An IPP is a single plan that can be offered to the employees of global organisations, irrespective of where they are based, allowing for regular and consistent contributions, and which may be simpler and potentially more cost effective to administer and monitor than running several separate plans across different jurisdictions.

IPPs can be:

  • Set up as defined contribution, defined benefit, or hybrid schemes, although the majority are defined contribution
  • Funded or unfunded, although most are funded
  • Trust or contract based, although most are trust based, contract based schemes are increasing

They can provide both ongoing pension and/or lump sum benefits. A 2012 study indicated that nearly 60% of IPPs provided lump sum benefits only.

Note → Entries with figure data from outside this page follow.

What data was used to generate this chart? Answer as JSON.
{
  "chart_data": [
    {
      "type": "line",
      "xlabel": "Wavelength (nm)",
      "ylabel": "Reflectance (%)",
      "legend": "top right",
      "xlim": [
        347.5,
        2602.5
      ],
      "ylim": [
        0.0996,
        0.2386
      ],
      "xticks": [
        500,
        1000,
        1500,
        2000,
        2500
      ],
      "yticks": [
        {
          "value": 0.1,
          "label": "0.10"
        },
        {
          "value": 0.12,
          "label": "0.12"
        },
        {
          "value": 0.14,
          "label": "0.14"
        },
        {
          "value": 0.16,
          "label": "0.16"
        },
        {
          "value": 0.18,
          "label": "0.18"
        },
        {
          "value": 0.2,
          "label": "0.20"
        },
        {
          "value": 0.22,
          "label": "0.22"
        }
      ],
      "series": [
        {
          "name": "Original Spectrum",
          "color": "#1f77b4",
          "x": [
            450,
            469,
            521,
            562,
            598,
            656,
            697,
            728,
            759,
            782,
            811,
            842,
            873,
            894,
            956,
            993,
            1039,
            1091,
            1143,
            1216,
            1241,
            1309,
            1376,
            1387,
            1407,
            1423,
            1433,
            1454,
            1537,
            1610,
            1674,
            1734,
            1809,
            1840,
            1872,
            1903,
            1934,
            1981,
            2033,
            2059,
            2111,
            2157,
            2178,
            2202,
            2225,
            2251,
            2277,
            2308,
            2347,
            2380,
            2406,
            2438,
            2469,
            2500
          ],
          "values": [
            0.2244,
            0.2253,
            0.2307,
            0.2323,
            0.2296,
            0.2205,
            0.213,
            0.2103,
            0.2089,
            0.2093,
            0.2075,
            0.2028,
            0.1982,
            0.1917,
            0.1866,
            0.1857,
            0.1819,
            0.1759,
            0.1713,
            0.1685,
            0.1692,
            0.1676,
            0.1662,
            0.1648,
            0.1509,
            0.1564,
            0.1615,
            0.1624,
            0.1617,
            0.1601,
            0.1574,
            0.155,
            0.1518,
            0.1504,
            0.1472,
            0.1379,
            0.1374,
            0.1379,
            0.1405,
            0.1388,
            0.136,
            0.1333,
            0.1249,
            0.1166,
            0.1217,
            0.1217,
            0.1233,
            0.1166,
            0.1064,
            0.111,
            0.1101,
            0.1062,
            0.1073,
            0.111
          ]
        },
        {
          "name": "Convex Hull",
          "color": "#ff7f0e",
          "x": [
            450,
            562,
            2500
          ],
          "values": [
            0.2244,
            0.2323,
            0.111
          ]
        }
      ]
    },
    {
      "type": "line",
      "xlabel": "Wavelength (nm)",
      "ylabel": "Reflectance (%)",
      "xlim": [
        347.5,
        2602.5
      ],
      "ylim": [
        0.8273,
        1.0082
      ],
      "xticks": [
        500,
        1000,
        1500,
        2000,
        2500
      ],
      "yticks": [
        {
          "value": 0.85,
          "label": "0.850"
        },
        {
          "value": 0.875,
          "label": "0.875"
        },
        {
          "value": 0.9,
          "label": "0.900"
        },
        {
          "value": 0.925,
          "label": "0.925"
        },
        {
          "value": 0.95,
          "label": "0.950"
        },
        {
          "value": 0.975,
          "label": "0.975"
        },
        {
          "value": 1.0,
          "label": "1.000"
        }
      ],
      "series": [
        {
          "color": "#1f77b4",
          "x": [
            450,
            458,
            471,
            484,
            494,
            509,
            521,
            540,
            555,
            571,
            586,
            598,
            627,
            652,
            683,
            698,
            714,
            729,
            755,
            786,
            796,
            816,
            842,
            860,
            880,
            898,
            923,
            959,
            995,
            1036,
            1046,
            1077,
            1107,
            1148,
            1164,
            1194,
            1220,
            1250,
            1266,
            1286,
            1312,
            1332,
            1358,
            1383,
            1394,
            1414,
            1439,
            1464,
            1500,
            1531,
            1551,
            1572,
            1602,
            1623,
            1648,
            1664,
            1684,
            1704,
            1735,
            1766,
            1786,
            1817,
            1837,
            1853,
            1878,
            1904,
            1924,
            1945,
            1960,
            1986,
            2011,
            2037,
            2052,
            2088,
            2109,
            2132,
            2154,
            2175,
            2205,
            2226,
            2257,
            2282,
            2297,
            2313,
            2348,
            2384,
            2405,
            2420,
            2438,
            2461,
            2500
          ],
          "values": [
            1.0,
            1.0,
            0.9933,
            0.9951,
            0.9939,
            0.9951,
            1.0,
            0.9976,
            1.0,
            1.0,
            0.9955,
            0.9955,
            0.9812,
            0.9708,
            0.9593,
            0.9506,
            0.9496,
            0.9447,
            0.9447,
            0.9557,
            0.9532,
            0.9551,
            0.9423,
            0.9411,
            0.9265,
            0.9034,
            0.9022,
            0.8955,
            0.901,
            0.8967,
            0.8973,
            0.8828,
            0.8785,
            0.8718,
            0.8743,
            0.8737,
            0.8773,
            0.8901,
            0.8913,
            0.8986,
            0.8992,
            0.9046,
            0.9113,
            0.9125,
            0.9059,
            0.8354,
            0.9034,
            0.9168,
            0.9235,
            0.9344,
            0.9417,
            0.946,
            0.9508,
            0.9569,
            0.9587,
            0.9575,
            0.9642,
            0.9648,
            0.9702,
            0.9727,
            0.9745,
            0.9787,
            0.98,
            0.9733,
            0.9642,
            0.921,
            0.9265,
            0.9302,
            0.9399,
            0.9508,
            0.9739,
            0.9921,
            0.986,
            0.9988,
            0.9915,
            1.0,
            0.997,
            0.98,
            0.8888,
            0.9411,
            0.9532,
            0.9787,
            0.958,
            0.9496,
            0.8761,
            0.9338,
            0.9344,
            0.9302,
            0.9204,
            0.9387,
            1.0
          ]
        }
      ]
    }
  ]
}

How could it help my company?

International companies are employing more long-term expatriates than ever before, so providing suitable and attractive benefits for these globally mobile employees is becoming increasingly important. In addition to potentially being a cost-effective alternative to providing multiple pension plans across several countries, IPPs may assist in attracting, rewarding and retaining senior executives of international companies, internationally mobile employees, and management working outside their country of origin.

Additionally, IPPs are typically established in offshore jurisdictions and therefore may benefit from advantageous taxation or institutional investment fund charges.

Occasionally local workforces may also be allowed to join an IPP, particularly in countries where pensions offerings are limited, they have limited tax advantages or are controlled by a restrictive regime of investment.